Tout cela disparu depuis cinq ou six ans pour 1. faire place, bien entendu, à de belles maisons de rapport à des trente-six étages au-dessus de l’entresol.

C’était là qu’il y a trop longtemps je commençais mes «études» après avoir achevé d’apprendre à lire, à écrire–et à compter (mal) dans une petite classe élémentaire...

J’étais en septième au lycée Bonaparte où la pension nous conduisait deux fois par jour; mais comme je me trouvais en retard, vu quelque fièvre muqueuse que j’avais eue, on me donnait des répétitions, et c’était le maître de pension, le père L... qui nous inculquait, car nous étions plusieurs, dont quelques cancres–desquels pas encore moi –les principes de la latinité, non sans une extrême patience parfois, tout de même, en défaut, témoin ce qui va brièvement suivre.

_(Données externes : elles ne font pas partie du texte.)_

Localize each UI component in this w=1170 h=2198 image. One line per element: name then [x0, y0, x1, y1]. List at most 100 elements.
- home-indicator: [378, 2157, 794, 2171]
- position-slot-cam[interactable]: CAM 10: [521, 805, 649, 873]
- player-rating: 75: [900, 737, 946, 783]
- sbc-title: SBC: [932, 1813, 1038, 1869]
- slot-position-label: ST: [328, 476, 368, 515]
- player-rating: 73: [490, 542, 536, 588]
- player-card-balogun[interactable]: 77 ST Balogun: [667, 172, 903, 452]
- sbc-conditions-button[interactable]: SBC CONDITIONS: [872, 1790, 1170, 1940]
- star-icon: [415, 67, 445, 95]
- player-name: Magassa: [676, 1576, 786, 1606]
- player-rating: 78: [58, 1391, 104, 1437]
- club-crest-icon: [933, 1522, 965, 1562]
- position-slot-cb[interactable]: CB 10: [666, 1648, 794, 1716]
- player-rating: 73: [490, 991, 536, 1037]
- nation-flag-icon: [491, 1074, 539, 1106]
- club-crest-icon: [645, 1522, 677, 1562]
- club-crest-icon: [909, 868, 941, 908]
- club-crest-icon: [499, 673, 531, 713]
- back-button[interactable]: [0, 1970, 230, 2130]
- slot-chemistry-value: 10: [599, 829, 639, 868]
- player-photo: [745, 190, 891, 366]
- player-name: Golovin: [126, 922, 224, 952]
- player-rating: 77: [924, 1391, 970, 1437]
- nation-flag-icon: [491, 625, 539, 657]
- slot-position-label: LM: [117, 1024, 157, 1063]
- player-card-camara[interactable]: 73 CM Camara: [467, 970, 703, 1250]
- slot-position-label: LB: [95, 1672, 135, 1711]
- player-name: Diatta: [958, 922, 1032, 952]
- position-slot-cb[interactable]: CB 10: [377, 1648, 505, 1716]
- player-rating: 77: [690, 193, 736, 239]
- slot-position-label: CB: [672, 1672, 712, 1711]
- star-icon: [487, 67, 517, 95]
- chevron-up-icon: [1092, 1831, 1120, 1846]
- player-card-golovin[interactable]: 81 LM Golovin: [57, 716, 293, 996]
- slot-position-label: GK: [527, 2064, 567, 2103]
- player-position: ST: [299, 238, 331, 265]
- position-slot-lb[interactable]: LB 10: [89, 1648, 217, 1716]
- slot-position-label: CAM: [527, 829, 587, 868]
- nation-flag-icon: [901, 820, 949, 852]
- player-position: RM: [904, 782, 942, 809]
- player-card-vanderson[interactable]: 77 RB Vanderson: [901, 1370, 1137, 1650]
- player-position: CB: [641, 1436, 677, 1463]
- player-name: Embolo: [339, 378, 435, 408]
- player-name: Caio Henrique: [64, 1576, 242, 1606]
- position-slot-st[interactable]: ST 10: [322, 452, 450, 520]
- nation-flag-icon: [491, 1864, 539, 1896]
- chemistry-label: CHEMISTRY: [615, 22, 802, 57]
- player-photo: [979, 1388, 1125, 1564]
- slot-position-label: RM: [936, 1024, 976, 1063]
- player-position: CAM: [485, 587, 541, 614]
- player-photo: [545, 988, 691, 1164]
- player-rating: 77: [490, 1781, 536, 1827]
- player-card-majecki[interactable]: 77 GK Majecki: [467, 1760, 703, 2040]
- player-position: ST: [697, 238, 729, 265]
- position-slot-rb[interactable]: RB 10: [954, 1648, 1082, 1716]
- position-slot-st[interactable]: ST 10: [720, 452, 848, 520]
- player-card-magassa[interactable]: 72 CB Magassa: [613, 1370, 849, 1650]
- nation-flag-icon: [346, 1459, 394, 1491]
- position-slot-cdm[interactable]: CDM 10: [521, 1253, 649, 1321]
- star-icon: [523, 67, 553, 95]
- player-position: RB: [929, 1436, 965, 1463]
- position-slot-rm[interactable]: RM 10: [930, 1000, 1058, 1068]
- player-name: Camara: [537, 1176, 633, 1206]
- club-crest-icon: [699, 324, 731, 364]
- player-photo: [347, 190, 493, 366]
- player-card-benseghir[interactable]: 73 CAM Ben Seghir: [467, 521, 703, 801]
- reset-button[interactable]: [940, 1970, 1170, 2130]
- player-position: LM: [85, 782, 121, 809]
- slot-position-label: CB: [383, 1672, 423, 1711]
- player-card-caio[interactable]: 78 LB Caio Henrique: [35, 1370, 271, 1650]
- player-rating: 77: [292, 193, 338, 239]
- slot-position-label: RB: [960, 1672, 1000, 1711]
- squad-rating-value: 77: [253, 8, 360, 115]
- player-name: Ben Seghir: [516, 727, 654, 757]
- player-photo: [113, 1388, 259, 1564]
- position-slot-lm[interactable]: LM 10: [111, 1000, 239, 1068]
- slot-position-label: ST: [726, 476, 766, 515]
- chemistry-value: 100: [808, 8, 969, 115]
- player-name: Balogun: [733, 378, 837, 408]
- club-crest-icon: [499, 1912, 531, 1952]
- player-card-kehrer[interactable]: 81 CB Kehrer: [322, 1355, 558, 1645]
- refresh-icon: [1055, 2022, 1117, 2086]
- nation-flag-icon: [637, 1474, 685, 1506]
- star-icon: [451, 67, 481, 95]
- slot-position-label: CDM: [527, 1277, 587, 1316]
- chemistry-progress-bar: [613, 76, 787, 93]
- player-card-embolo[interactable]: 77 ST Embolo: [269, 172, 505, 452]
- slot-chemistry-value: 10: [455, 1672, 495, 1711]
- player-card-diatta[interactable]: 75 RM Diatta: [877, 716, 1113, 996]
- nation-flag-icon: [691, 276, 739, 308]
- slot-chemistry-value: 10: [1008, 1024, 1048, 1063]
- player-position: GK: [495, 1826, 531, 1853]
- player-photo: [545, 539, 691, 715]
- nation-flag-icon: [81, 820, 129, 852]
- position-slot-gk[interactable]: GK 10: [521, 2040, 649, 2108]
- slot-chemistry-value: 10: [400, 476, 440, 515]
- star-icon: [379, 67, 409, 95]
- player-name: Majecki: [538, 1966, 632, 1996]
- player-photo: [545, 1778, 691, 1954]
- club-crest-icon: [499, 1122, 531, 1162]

Rosa, la rose, n’avait plus que peu de mystères pour moi. Puer bonus, mater bona..., pensum bonum, non plus. J’avais franchi, non sans encombres, cette passe dangereuse du qui, quæ, quod, et, en attendant l’affre déjà soupçonnée de ce «que retranché!» non moins que les écueils d’une heureusement encore lointaine syntaxe, j’en étais à la seconde conjugaison des verbes actifs.

C’est de legere qu’il retournait un certain jour.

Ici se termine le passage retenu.